Through the magic of Amano's camera and his unique talent, the reader
truly gets an interesting glimpse of life in the Amazon.

Next, the reader is treated with a Special Feature column titled, "The
Beauty of Stem Plants (in various sized tanks)."  In this column the
reader truly gets into Amano's mind and learns his techniques for
creating his mesmerizing aquascapes.  In a marked departure from his
previous books, each aquarium is thoroughly analyzed.  Amano truly
becomes a teacher and the reader his student.  Amano gets into the
nitty-gritty that we've all been longing for, e.g. why he placed the
rocks this way and why he chose to use Micranthemum behind a tuft of
Rotala.  A summary is presented that details the history of the featured
aquarium.  There is a short section on the photographic equipment used
to take the fabulous photo.  And the last section gives the technical
details of the tank (lighting, CO2, substrate, etc.).  Three different
aquariums are analyzed in great detail.

The next article turns from a focus on a type of plant- stem plants- to
aquascaping technique in general.  In this article, that I found
fascinating, Amano explains the "Shakkei" principle.  Nine more
aquariums are analyzed from this point of view.  The reader learns to
recognize various compositions such as a concave composition and a
convex composition and their different characteristics.  Then Amano
discusses how to properly trim stem plants in order to achieve a desired
look.  And this article includes pictures depicting every step!

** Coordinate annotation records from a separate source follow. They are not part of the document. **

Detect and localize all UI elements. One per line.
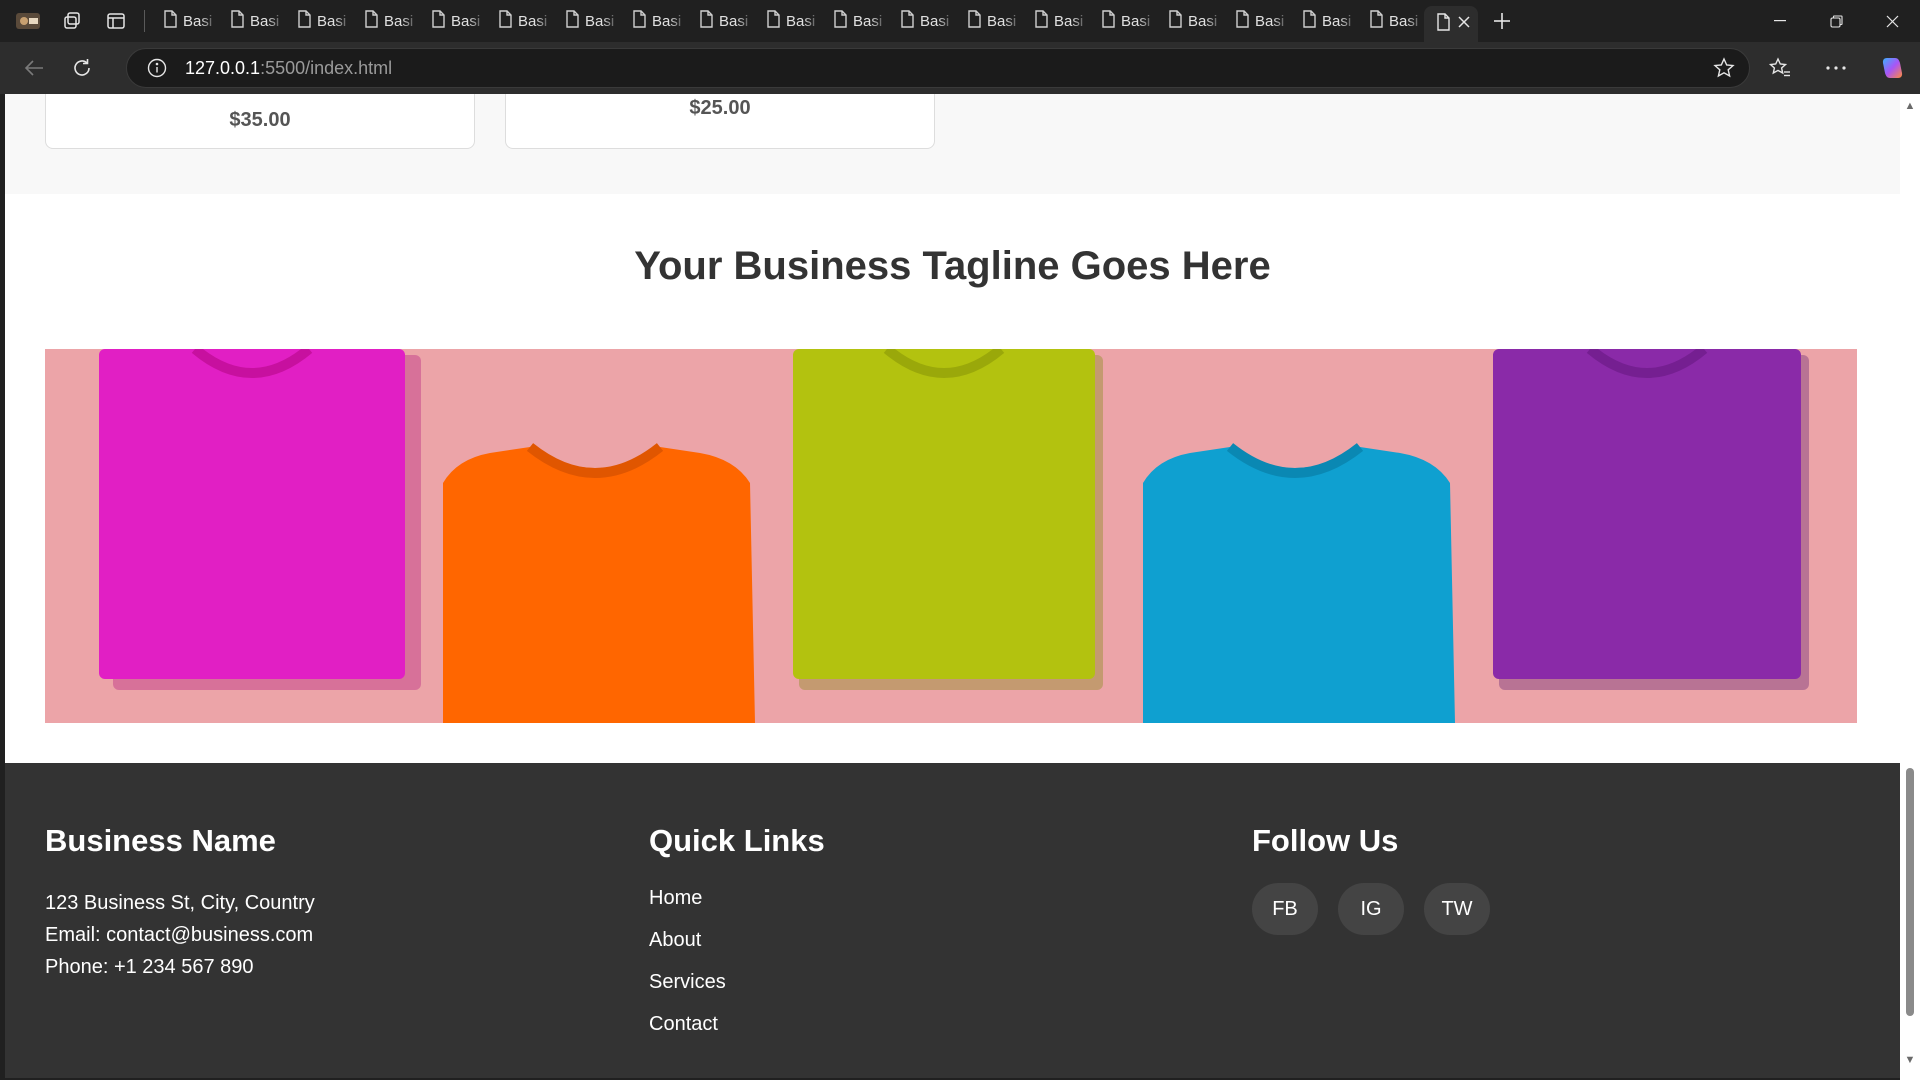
page-icon [1436,12,1450,36]
favorites-icon[interactable] [1752,48,1808,88]
instagram-button[interactable]: IG [1338,883,1404,935]
footer-links-heading: Quick Links [649,823,825,858]
reload-button[interactable] [60,48,104,88]
footer-social-heading: Follow Us [1252,823,1399,858]
tab-item[interactable]: Basi [285,0,352,42]
page-icon [766,10,780,32]
tab-item[interactable]: Basi [1290,0,1357,42]
page-icon [230,10,244,32]
url-host: 127.0.0.1 [185,57,261,78]
products-section: $35.00 $25.00 [5,94,1900,194]
tab-item[interactable]: Basi [888,0,955,42]
tab-item[interactable]: Basi [1223,0,1290,42]
tab-item[interactable]: Basi [151,0,218,42]
page-icon [163,10,177,32]
back-button[interactable] [12,48,56,88]
footer-link-about[interactable]: About [649,919,825,961]
copilot-icon[interactable] [1864,48,1920,88]
page-icon [297,10,311,32]
footer-business-column: Business Name 123 Business St, City, Cou… [45,823,315,983]
toolbar-actions [1752,42,1920,94]
scrollbar-thumb[interactable] [1906,768,1914,1016]
footer-social-column: Follow Us FB IG TW [1252,823,1490,935]
tab-item[interactable]: Basi [419,0,486,42]
new-tab-button[interactable] [1478,0,1526,42]
page-icon [1034,10,1048,32]
page-scrollbar[interactable]: ▲ ▼ [1900,94,1920,1080]
page-icon [1235,10,1249,32]
scroll-down-arrow-icon[interactable]: ▼ [1904,1054,1916,1066]
tab-item[interactable]: Basi [620,0,687,42]
product-card[interactable]: $35.00 [45,94,475,149]
close-window-button[interactable] [1864,0,1920,42]
page-icon [565,10,579,32]
more-options-icon[interactable] [1808,48,1864,88]
footer-email: Email: contact@business.com [45,924,314,946]
site-footer: Business Name 123 Business St, City, Cou… [5,763,1900,1078]
tab-item[interactable]: Basi [1022,0,1089,42]
footer-address: 123 Business St, City, Country [45,892,315,914]
tab-strip: Basi Basi Basi Basi Basi Basi Basi Basi … [0,0,1920,42]
tab-item[interactable]: Basi [687,0,754,42]
tab-separator [144,10,145,32]
facebook-button[interactable]: FB [1252,883,1318,935]
page-icon [364,10,378,32]
browser-window: Basi Basi Basi Basi Basi Basi Basi Basi … [0,0,1920,1080]
page-icon [699,10,713,32]
tab-item[interactable]: Basi [1156,0,1223,42]
page-icon [833,10,847,32]
tab-item[interactable]: Basi [1357,0,1424,42]
tab-item[interactable]: Basi [1089,0,1156,42]
footer-phone: Phone: +1 234 567 890 [45,956,254,978]
page-viewport: $35.00 $25.00 Your Business Tagline Goes… [5,94,1900,1078]
tab-item[interactable]: Basi [754,0,821,42]
page-icon [1369,10,1383,32]
twitter-button[interactable]: TW [1424,883,1490,935]
tab-item[interactable]: Basi [486,0,553,42]
workspaces-icon[interactable] [50,0,94,42]
page-icon [1168,10,1182,32]
minimize-button[interactable] [1752,0,1808,42]
product-price: $25.00 [689,97,751,119]
page-icon [498,10,512,32]
page-icon [1302,10,1316,32]
footer-links-column: Quick Links Home About Services Contact [649,823,825,1045]
page-icon [1101,10,1115,32]
tab-item[interactable]: Basi [218,0,285,42]
footer-link-services[interactable]: Services [649,961,825,1003]
tab-item[interactable]: Basi [553,0,620,42]
product-card[interactable]: $25.00 [505,94,935,149]
social-buttons: FB IG TW [1252,883,1490,935]
page-icon [967,10,981,32]
address-bar[interactable]: 127.0.0.1:5500/index.html [126,48,1750,88]
page-tagline: Your Business Tagline Goes Here [634,244,1271,288]
url-path: :5500/index.html [260,57,393,78]
profile-avatar[interactable] [6,0,50,42]
vertical-tabs-icon[interactable] [94,0,138,42]
tab-item[interactable]: Basi [352,0,419,42]
site-info-icon[interactable] [137,58,177,78]
banner-image [45,349,1857,723]
page-icon [431,10,445,32]
footer-links-list: Home About Services Contact [649,877,825,1045]
restore-button[interactable] [1808,0,1864,42]
footer-business-heading: Business Name [45,823,276,858]
favorite-star-icon[interactable] [1713,57,1735,84]
close-tab-icon[interactable] [1458,15,1470,33]
footer-link-home[interactable]: Home [649,877,825,919]
url-text[interactable]: 127.0.0.1:5500/index.html [185,58,392,79]
active-tab[interactable] [1424,6,1478,42]
scroll-up-arrow-icon[interactable]: ▲ [1904,100,1916,112]
window-controls [1752,0,1920,42]
footer-link-contact[interactable]: Contact [649,1003,825,1045]
tab-item[interactable]: Basi [955,0,1022,42]
page-icon [900,10,914,32]
tab-item[interactable]: Basi [821,0,888,42]
product-price: $35.00 [229,109,291,131]
browser-toolbar: 127.0.0.1:5500/index.html [0,42,1920,94]
tshirts-illustration [45,349,1857,723]
page-icon [632,10,646,32]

Then we get into a more technical section for all you more advanced
aquatic horticulturists.  The article entitled "Nature Aquarium Notes"
delves into the intricacies of how carbon dioxide affects your planted
aquaria.  Using schematics, charts and graphical representations, Amano
explains the use of CO2 in planted aquaria in an easy to read fashion. 

The "Nature Aquarium Questions & Answers" section is where Amano answers
the questions of hobbyists from around the world.  This volume contains
questions on algae eaters, hair grass cultivation, Yamato shrimps,
lighting, submersed cultivation of plants and air equilibrium, among

Following the question and answers is my favorite section, the "ADA
LAB."  It is a good technical column from the Aqua Design Amano Research
and Development Unit.  This monthly column reports on experiments and
research conducted by the ADA R&D department.  Their findings often lead
to new Nature Aquarium products for the hobbyists.  This month's column
focuses on the ADA product "Phyton-git."  It explains how, Phyton-git, a
phytoncide has many applications associated with the prevention of plant
diseases and bacterial control.

Next, a wonderful article by our fellow hobbyist, Neil Frank, editor of
The Aquatic Gardener and associate editor for Aqua Journal, speaks of
the past, present and future of the aquarium plant hobby in America. 
This column is called the "Global Aquarist Report."  Some noted
aquarists that have been showcased in this section are Claus Christensen
of Tropica and Kaspar Horst of Dupla.

Finally, in the "Nature Aquarium Forum," Takashi Amano discusses the
techniques and methods of cultivating high-light and low-light plants.

Overall, my impression of the Aqua Journal is that it is an excellent
magazine geared to the aquatic gardener or horticulturist.  For anyone
who finds themselves wondering, "How does Amano do it?," the Aqua
Journal is for you.  

I want to make a point of thanking all those people whose Herculean
efforts have made the Aqua Journal available in English.  It is a
fountain of information for every aquatic gardener.